Droits

Primauté parentale : une panique justifiée ?

J’imagine que, tout comme moi, vous avez été témoin de la vague de panique qui a saisi la population dans les dernières semaines. Plusieurs criaient haut et fort sur les différentes plateformes des réseaux sociaux que le grand méchant loup, Legault, s’approcherait de manière imminente de la bergerie pour nous voler nos enfants, nos droits et nos obligations envers ceux-ci et pour se les partager avec sa meute, l’État et le directeur de la protection de la jeunesse (ci-après nommé « DPJ »). Si vous n’avez aucune idée de ce à quoi je fais allusion, je vous le souffle doucement pour ne pas raviver le feu qui semble s’être calmé : la primauté parentale. Voici un principe que plusieurs ignoraient jusqu’à dernièrement. Néanmoins, il n’en demeure pas moins  important.

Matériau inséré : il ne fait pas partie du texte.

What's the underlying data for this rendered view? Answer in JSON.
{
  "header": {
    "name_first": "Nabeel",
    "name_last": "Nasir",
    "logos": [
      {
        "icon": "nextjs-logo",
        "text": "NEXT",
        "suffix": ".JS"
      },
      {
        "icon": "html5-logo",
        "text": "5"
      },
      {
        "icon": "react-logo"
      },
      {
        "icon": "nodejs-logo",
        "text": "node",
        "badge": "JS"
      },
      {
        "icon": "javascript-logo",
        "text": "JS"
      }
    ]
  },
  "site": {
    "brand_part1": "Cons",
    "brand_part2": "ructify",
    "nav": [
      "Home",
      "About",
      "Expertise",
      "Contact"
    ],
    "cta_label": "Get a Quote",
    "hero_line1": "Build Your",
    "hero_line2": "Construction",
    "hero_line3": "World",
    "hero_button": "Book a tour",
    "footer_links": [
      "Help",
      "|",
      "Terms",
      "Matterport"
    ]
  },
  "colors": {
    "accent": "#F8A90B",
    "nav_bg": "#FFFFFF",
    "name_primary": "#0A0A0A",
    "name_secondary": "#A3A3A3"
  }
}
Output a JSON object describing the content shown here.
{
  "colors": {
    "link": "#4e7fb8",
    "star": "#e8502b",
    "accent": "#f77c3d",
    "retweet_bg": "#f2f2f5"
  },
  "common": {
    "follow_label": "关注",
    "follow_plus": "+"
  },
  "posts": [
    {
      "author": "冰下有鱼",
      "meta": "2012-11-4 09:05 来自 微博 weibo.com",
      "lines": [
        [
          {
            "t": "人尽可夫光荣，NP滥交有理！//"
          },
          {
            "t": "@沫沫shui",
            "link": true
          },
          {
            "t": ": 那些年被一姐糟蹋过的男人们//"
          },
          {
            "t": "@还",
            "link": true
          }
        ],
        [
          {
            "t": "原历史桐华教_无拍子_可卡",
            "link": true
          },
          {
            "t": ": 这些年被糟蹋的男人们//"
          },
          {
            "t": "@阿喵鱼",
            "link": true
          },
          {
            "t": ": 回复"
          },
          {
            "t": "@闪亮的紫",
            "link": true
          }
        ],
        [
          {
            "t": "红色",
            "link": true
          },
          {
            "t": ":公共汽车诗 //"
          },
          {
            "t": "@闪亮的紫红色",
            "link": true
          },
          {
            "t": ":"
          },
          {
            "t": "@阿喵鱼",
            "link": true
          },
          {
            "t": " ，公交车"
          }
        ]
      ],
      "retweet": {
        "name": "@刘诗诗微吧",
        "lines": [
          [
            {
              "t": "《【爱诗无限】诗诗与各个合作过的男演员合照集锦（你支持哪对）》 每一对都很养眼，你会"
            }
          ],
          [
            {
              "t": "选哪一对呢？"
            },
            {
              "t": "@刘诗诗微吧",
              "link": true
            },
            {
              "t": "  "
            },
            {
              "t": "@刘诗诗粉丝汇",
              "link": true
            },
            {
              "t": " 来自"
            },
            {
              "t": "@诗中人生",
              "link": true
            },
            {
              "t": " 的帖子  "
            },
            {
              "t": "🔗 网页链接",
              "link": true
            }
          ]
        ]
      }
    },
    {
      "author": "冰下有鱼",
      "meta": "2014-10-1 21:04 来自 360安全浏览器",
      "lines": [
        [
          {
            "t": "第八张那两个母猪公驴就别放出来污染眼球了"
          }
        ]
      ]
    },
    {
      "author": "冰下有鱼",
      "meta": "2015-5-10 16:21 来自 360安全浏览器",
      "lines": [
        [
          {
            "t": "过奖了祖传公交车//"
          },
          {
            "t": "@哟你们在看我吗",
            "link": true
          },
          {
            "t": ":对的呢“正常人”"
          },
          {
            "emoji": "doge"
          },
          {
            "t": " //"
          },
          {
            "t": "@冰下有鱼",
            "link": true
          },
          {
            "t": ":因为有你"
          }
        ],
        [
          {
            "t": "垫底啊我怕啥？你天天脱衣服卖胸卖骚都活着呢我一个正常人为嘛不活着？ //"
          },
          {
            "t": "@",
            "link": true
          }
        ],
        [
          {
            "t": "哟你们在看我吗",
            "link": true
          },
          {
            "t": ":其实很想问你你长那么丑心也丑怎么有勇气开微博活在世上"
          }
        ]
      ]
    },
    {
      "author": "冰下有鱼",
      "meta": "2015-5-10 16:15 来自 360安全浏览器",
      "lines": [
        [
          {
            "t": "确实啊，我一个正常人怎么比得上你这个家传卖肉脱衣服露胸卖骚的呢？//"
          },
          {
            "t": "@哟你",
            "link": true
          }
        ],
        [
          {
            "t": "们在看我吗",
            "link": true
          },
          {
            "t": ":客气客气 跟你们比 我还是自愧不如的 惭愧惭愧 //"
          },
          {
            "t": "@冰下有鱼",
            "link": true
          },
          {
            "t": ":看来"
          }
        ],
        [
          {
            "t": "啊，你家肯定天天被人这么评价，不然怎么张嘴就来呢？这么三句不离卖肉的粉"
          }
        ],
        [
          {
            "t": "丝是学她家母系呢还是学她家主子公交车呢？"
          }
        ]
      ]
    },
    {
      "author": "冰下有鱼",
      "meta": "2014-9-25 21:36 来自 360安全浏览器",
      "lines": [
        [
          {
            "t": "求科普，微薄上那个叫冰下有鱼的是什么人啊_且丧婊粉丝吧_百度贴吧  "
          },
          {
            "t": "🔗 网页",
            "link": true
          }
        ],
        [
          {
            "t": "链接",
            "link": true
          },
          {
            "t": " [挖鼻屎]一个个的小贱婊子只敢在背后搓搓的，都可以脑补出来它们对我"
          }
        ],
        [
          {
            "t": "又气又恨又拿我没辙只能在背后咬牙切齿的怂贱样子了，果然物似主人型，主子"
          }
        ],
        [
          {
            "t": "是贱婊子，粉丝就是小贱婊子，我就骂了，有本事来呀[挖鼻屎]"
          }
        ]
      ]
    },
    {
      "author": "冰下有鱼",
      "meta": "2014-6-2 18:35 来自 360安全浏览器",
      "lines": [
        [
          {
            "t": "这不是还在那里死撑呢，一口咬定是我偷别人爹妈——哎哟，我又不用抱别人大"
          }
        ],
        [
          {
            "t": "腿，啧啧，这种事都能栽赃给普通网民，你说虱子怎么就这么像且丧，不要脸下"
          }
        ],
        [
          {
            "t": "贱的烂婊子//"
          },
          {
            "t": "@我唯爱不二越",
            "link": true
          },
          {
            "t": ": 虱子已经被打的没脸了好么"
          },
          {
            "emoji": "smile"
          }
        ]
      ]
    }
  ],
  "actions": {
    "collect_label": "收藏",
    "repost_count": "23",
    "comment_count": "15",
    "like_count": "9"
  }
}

Il est donc crucial de s’assurer de bien saisir l’enjeu en question avant de se positionner sur un sujet aussi sensible. Je vous propose donc des définitions, illustrées par un cas réel, permettant de distinguer la primauté parentale et l’autorité parentale. A priori, il incombe de commencer par la tragédie à la source de l’émoi.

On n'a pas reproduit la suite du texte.